# Solving differential equation

• Sep 4th 2010, 01:10 AM
acevipa
Solving differential equation
Solve $\displaystyle x^2y''+xy'+y=\log x \ \ \ \ x>0$ by letting $\displaystyle x=e^t$

How do I find y' and y''?

$\displaystyle \frac{dy}{dx}=\frac{dy}{dt}\cdot\frac{dt}{dx}$

$\displaystyle \frac{dy}{dx}=\frac{dy}{dt}\cdot e^{-t}$

Not too sure what to do next?
• Sep 4th 2010, 01:20 AM
Prove It
Your calculation of $\displaystyle \frac{dy}{dx}$ is correct.
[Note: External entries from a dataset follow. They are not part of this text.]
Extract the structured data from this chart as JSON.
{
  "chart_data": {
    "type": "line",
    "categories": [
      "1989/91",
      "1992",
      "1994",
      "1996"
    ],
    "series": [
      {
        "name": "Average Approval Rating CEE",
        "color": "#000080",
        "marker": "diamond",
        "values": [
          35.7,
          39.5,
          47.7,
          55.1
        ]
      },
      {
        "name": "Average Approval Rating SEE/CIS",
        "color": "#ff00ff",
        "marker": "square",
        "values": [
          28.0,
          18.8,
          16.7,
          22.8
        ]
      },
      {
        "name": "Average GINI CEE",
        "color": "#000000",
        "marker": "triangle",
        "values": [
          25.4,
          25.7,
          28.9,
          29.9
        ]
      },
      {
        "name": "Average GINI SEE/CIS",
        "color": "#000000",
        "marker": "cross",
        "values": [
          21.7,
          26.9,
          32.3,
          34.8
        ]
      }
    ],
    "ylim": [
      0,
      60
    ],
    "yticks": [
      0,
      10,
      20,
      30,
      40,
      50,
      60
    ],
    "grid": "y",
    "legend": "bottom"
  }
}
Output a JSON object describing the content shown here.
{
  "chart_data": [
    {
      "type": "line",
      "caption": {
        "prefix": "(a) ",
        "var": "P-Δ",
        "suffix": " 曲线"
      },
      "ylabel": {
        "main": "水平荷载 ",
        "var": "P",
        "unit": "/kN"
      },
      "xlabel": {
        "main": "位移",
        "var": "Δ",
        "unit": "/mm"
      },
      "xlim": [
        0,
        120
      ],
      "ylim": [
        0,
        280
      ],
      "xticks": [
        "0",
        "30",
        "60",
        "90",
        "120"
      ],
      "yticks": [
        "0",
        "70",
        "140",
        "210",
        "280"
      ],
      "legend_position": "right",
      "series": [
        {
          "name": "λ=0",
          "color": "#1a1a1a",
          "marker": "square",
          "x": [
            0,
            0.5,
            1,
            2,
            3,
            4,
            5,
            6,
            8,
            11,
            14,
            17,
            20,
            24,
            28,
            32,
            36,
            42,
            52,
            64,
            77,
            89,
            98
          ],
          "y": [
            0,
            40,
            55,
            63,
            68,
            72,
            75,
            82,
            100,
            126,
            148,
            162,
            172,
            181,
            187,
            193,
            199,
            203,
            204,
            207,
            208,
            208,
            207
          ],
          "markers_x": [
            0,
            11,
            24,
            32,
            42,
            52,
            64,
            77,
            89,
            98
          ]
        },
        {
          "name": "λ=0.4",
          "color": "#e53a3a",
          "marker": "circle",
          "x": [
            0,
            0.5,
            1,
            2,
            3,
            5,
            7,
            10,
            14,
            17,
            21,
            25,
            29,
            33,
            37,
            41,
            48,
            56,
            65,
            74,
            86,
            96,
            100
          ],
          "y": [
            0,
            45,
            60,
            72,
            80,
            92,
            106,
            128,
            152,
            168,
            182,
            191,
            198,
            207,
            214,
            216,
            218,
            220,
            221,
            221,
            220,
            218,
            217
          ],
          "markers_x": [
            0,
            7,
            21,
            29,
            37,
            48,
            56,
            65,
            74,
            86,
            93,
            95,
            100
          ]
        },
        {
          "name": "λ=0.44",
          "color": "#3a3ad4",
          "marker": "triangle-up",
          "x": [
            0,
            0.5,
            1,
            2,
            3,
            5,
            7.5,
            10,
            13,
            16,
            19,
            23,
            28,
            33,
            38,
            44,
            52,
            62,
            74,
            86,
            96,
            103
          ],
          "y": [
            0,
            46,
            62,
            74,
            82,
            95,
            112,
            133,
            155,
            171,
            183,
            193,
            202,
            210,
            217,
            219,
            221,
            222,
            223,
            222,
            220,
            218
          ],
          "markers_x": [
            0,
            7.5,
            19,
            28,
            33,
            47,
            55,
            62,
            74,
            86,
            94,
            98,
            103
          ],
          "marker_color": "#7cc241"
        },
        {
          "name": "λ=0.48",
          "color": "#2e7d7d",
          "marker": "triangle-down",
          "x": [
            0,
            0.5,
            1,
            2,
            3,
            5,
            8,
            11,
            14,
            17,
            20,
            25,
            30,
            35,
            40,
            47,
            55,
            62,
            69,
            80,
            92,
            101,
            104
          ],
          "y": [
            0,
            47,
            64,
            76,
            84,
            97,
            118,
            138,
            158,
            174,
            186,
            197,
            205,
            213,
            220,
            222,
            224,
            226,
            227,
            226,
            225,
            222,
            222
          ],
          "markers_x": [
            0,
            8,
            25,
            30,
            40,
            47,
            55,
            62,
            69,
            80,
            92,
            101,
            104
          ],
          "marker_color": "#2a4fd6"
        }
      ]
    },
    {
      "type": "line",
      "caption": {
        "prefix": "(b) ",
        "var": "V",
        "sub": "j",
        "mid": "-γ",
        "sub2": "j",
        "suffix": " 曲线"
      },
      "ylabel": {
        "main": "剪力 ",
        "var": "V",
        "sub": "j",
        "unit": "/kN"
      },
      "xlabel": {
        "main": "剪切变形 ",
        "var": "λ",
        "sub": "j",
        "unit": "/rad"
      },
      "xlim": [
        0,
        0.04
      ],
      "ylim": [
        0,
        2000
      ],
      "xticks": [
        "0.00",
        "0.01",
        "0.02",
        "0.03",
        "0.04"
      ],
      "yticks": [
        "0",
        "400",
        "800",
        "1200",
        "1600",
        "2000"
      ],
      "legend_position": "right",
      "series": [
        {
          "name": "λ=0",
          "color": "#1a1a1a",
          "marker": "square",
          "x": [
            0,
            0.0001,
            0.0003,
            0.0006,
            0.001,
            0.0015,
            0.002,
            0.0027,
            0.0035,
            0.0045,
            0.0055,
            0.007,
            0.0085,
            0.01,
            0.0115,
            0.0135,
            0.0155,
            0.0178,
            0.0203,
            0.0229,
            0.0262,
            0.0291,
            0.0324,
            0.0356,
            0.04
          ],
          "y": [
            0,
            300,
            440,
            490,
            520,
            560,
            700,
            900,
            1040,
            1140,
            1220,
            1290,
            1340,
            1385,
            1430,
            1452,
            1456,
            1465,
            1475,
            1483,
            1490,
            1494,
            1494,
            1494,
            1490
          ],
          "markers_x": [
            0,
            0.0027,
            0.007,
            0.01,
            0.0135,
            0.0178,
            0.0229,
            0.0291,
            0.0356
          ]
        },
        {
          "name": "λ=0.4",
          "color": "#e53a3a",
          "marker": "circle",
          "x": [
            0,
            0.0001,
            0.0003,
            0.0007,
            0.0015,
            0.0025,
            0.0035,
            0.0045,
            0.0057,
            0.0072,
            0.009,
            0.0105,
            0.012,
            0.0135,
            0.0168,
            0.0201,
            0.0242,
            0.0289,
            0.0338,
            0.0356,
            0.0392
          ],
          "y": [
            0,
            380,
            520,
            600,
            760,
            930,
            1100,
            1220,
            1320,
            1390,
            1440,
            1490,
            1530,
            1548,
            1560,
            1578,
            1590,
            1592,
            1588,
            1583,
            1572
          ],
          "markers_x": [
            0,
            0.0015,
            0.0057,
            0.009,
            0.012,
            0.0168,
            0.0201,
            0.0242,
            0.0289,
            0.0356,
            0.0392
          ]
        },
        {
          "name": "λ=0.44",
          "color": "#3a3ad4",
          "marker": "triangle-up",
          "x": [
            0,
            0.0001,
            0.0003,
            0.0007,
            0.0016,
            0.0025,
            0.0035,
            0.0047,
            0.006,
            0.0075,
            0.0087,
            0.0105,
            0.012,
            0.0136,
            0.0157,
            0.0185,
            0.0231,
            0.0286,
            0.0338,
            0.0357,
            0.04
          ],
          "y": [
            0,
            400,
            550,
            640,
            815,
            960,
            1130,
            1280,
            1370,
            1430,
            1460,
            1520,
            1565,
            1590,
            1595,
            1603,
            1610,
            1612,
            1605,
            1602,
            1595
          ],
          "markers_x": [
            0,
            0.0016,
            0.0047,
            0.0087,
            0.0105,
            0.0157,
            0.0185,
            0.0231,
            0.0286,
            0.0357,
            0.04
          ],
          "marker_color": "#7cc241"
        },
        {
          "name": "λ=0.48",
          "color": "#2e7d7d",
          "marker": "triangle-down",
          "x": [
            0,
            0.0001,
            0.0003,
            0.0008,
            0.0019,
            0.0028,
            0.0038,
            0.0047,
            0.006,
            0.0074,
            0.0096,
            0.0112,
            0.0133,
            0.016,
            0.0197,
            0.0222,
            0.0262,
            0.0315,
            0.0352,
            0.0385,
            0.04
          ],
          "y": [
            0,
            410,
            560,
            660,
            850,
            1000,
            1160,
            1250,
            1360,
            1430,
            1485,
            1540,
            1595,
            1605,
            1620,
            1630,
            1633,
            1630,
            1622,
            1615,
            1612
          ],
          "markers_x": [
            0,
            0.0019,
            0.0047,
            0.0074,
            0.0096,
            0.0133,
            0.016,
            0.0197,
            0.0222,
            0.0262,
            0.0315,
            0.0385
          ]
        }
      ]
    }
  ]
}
So $\displaystyle \frac{d^2y}{dx^2} = \frac{d}{dx}\left(e^{-t}\,\frac{dy}{dt}\right)$

$\displaystyle = e^{-t}\,\frac{d}{dx}\left(\frac{dy}{dt}\right) + \frac{d}{dx}(e^{-t})\,\frac{dy}{dt}$

$\displaystyle = e^{-t}\,\frac{d}{dt}\left(\frac{dy}{dt}\right)\,\frac{ dt}{dx} + \frac{d}{dt}(e^{-t})\,\frac{dt}{dx}\,\frac{dy}{dt}$

$\displaystyle = e^{-2t}\,\frac{d^2y}{dt^2} - e^{-2t}\,\frac{dy}{dt}$.

Now substitute everything into your DE.
• Sep 4th 2010, 01:23 AM
acevipa
Quote:

Originally Posted by Prove It
Your calculation of $\displaystyle \frac{dy}{dx}$ is correct.

So $\displaystyle \frac{d^2y}{dx^2} = \frac{d}{dx}\left(e^{-t}\,\frac{dy}{dt}\right)$

$\displaystyle = e^{-t}\,\frac{d}{dx}\left(\frac{dy}{dt}\right) + \frac{d}{dx}(e^{-t})\,\frac{dy}{dt}$

$\displaystyle = e^{-t}\,\frac{d}{dt}\left(\frac{dy}{dt}\right)\,\frac{ dt}{dx} + \frac{d}{dt}(e^{-t})\,\frac{dt}{dx}\,\frac{dy}{dt}$

$\displaystyle = e^{-2t}\,\frac{d^2y}{dt^2} - e^{-2t}\,\frac{dy}{dt}$.

Now substitute everything into your DE.

Thanks, that makes a lot of sense now.